Schuklenk is furious at the public backlash against the forced removal of life support from Alfie Evans in the U.K. — who had an undiagnosed degenerating brain condition — and the hospital and court’s barring his parents from taking Alfie to an Italian hospital willing to continue treatment. From, “Bioethics Culture Wars — 2018 Edition: Alfie Evans”:
There is invariably much talk about disrespect of the disabled, as if there is no difference between a disabled child living a life worth living and a child whose brain has been irreversibly catastrophically damaged. Add to that a liberal amount of second guessing and questioning of the clinical judgement made by clinicians involved first-hand in the care of the toddler by academics, activists and religious lobbyists with no clinical qualifications and no first-hand knowledge of the facts of the matter…
A predictable consequence of the flurry of activism across the globe was that a sufficiently large number of activists was motivated to try to storm the hospital where the boy was cared for. Yes, they tried to storm the hospital! They even, for a brief period, managed to block an ambulance from entering the hospital. Without any sense of proportion, they call(ed) themselves Alfie’s Army. No, I ’m not kidding, army!
Not terribly surprising: if you genuinely think that you are fighting a crime akin to the holocaust you will think about it in fairly militant terms. Agitation and propaganda have consequences.
So does presuming the right and power to impose your value judgments upon patients by forcing them off wanted life support, particularly since the reason for pulling the plug is that the care is succeeding in keeping the patient alive. In other words, futile-care impositions actually declare the patient to be “futile,” not the treatment.
A few emotional commentators in the Alfie Evans case made unfortunate comparisons to Nazism — never a good idea — and some protesters engaged in objectionable pushy tactics.
But make no mistake: The actual aggressors in this “culture war” are Schuklenk and other bioethicists of his ilk when they arrogantly grant to themselves the final say about when a life is worth living and maintaining — and then insist that all bow and acquiesce. No!
Now, let’s add in Schuklenk’s blatant hypocrisy to the mix. On several occasions he has written that doctors should be forced to take human life in abortion, lethal-injection euthanasia, and assisted suicide if the patient demands it — and that their conscience or religious objections to killing are irrelevant. Either do these immoral deeds (from the doctors’ perspective), Schuklenk believes, procure a doctor who will, or get out of medicine!
How do we square these two conflicting positions? Utilitarian bioethics increasingly isn’t about autonomy — once the movement’s most prominent advocacy thrust — but in justifying why certain patients should become dead.

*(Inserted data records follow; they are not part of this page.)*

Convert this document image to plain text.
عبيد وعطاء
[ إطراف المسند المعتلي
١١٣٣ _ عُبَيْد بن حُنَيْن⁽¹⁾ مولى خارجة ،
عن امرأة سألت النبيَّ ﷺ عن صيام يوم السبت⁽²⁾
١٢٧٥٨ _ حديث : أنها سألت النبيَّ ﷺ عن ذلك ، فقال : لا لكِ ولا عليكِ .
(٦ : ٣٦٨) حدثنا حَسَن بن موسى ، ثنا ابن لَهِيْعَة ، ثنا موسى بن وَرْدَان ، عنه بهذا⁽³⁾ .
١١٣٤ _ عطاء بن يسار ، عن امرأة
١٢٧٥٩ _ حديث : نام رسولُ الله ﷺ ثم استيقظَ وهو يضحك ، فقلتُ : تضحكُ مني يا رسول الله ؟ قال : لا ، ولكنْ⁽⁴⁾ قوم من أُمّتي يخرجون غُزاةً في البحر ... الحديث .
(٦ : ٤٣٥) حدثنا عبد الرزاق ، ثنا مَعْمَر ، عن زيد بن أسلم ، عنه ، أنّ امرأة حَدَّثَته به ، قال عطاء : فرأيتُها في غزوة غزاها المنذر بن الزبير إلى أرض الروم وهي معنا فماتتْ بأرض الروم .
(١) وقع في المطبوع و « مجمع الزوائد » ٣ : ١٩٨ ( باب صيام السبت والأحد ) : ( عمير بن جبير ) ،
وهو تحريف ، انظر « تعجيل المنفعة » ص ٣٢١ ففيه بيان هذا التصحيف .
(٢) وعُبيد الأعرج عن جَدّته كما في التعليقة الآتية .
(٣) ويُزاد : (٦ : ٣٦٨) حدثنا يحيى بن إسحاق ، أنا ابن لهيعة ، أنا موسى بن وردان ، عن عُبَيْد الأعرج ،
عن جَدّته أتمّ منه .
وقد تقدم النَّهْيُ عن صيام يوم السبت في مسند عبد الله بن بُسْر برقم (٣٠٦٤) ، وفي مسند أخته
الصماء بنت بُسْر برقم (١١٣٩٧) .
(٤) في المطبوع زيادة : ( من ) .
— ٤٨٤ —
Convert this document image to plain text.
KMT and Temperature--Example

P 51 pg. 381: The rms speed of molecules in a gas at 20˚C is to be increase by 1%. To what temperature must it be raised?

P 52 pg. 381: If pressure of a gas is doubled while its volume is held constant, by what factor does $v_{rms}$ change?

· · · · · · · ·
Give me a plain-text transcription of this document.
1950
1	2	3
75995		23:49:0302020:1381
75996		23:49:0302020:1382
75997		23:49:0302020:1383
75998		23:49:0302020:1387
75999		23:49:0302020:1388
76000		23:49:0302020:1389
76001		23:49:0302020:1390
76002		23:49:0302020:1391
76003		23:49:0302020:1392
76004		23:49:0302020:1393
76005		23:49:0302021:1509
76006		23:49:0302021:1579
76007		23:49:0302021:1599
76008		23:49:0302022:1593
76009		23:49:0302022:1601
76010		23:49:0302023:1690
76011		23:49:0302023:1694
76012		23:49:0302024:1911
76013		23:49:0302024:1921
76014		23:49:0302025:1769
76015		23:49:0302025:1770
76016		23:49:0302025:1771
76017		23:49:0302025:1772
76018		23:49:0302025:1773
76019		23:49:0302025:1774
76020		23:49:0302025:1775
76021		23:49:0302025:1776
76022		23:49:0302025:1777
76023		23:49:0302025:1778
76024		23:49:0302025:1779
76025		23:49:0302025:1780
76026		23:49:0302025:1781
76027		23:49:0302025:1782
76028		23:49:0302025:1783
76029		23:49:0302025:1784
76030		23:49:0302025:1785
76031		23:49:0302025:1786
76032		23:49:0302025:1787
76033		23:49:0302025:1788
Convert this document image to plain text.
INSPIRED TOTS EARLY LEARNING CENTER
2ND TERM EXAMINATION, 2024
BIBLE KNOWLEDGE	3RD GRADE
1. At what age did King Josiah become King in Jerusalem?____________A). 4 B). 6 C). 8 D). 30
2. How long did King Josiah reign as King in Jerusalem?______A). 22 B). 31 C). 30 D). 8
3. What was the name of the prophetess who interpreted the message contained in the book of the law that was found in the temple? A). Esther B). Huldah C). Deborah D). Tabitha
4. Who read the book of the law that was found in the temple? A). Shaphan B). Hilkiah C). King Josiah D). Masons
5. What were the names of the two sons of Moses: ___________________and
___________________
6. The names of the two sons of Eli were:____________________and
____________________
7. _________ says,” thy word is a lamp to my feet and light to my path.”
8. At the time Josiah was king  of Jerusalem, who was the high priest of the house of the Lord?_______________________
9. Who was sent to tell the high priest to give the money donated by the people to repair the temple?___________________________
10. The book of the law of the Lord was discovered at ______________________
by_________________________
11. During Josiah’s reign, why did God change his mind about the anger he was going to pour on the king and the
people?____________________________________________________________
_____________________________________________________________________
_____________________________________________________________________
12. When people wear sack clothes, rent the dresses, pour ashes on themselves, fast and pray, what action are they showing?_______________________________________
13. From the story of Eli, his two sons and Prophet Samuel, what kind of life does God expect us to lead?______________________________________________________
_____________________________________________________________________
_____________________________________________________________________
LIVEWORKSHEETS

If “choice” achieves that outcome, great. Such decisions are sacrosanct. But if patients make the “wrong” decision from bioethics’ utilitarian perspectives and choose to fight on, well, autonomy has its limits.
No one died and made bioethicists kings and queens. Their value judgments are not inherently superior to those of families and patients because bioethicists have a Ph.D. in philosophy. It is not our duty to meekly obey.
That so many people fought to save a little profoundly disabled and sick boy named Alfie Evans — and Charlie Gard before him — is to be celebrated, not decried.
Presumptuous bioethicists such as Udo Schuklenk corrode the people’s trust in the medical system, but ultimately, they will only have power if we cede it to them. Just say no to the technocracy.